Bulletin of Canadian Petroleum Geology, Vol.51, No.3, 234-252, 2003
Litho- and biofacies analyses of the Buckinghorse formation: the Albian Western Interior Sea in northeastern British Columbia (Canada)
During Albian time the Western Interior Sea formed an embayment of the northern Boreal Sea and paleogeography, depositional processes and relative sea level were controlled by a global sea level rise and active thrusting within the Cordillera. Along the Sikanni Chief River in northeastern British Columbia, the Buckinghorse Formation is exposed as an over 1000 m thick marine mudstone package that was deposited in the western foredeep of the Western Canada Sedimentary Basin. The section appears lithologically relatively uniform, however, close examination allowed recognition of seven lithofacies responding to subtle changes in shelf to upper offshore depositional environments.
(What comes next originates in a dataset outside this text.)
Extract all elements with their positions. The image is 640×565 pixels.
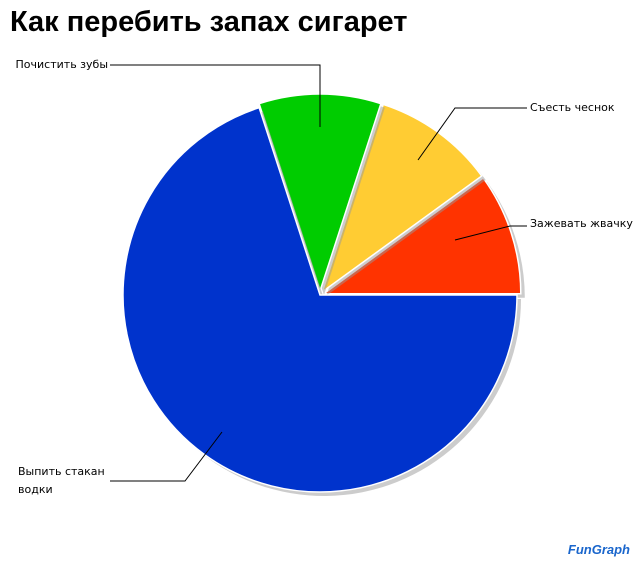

On regional wireline log cross-sections seven major flooding surfaces that subdivide the Buckinghorse Formation into six depositional sequences are widely correlative. These are independent from lithofacies. A new informal foraminiferal subzonation is proposed and correlated to the existing standard zonation based mainly on the intensely studied Peace River region to the south. In the northern continuous offshore setting foraminiferal assemblages responded with gradual faunal changeover. Each marine transgression brought new, mainly Boreal taxa to the basin. The "Viking" marker, described and faunally distinguished in the Hudson Hope area within the Hasler shale, is identified in the Sikanni Chief River area as a distinct silt to fine sandstone interval with a change from the Haplophragmoides gigas Zone to the Miliammina manitobensis Zone. On well logs this horizon is a major flooding surface, correlated with the top of the Paddy Member.